The property needs to make sense with going in rents for the purchase price you are paying.

Wanting to raise rents is all good and well but do not depend on that to make the property work.

I have seen many buyers lose their shirt thinking they will just come in and do these big increases and then the cash will start flowing in. You usually never want to push above the bottom 50% of market rents especially with older units. The message you will send tenants is a new greedy landlord is charging top market rents but leaving me with this old rundown unit I have lived in for years.

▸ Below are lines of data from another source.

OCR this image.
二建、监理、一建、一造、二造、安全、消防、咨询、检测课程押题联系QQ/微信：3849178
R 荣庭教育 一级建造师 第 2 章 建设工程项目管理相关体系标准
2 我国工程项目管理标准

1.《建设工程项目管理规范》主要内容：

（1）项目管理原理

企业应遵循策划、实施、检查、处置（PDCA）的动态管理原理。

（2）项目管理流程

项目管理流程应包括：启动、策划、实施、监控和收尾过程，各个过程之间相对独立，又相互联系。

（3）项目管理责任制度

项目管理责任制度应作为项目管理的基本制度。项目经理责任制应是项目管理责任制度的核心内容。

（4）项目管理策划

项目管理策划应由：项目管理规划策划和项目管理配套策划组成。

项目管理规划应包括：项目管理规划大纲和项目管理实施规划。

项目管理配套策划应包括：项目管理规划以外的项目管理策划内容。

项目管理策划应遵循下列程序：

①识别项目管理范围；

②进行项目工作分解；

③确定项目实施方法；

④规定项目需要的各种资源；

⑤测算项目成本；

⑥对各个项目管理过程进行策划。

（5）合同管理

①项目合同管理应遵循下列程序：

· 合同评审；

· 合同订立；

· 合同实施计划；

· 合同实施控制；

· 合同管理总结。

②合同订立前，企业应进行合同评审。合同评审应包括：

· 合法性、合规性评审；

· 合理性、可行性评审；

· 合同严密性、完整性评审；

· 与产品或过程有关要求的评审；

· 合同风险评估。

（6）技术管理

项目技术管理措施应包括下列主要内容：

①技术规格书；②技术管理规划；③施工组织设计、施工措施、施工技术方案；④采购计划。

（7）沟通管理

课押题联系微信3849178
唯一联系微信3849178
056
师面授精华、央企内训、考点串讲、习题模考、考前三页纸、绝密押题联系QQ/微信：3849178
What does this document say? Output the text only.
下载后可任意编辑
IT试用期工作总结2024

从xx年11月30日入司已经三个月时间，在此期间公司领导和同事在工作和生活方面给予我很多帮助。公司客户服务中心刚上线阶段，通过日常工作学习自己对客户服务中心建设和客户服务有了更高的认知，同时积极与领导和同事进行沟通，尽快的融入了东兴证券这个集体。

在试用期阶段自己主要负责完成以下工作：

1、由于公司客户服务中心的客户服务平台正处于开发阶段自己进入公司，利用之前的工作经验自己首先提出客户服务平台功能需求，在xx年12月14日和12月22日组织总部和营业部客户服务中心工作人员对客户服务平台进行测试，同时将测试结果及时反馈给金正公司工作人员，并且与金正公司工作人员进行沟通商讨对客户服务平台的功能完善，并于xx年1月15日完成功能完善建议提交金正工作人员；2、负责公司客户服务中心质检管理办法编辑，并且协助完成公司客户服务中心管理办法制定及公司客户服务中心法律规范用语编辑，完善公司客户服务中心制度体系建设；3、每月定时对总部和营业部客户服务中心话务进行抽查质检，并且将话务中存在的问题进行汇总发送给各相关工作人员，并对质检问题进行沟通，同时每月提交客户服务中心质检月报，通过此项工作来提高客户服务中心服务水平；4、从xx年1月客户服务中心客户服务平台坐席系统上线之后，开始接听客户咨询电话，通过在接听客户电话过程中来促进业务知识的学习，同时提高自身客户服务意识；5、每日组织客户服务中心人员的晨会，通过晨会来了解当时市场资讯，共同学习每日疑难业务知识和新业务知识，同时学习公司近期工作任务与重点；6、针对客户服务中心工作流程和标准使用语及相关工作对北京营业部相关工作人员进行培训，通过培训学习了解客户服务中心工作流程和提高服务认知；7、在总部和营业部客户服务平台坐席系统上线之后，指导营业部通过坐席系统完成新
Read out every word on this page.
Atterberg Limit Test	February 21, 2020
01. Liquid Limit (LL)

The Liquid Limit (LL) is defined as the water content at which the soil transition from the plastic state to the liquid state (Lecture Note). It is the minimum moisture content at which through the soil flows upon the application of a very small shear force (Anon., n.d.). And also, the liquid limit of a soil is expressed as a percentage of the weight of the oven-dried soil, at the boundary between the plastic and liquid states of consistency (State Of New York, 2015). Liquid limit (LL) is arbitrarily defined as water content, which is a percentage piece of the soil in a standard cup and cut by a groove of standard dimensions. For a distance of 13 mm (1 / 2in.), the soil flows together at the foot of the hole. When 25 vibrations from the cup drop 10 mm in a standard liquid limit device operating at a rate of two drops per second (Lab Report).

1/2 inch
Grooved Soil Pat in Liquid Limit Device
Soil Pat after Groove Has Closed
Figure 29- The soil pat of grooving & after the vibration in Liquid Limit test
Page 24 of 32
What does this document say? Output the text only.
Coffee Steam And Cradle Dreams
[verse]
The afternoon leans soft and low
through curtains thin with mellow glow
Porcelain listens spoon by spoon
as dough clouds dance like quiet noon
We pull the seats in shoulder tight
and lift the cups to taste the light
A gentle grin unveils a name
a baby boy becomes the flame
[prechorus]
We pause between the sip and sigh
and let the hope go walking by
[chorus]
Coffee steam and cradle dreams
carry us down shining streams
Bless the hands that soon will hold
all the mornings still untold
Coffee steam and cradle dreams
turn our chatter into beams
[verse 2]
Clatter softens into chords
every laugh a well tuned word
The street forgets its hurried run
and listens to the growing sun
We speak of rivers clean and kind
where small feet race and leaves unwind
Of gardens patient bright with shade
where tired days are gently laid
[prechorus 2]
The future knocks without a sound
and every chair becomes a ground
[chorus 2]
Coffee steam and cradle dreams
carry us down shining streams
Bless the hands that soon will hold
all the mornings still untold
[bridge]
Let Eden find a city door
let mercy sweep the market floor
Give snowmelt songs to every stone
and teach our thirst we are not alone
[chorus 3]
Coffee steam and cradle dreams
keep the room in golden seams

At that point they will seek something the same as their old rent or cheaper or they will move to a brand new place where they would have to pay the uprent that you are trying to charge. The tenants leaves and now you have thousands and thousands of dollars to put in to get re-rented again plus lost income for month from the rehab and rent up. Say you do all that and get 50 extra a month but spent 3,000 in lost rent and repairs. It would take you about 4 to 5 years to see the benefit. This why the name of the game is to increase rents each year as much as you can without losing the tenant. You keep rents going up slightly to handle inflation but you are not "rent shocking" your tenants. Now a value add is cheap because you are paying low to begin with making the forced appreciation worth your time.

The biggest mistake I see people do though is pay a premium and say I am going to do this and this and this and then the property will be great. You have to buy right going in for the as-is condition of the property and then if everything you do doesn't pan out as expected you are still doing good reverting back to the condition and situation you bought it in.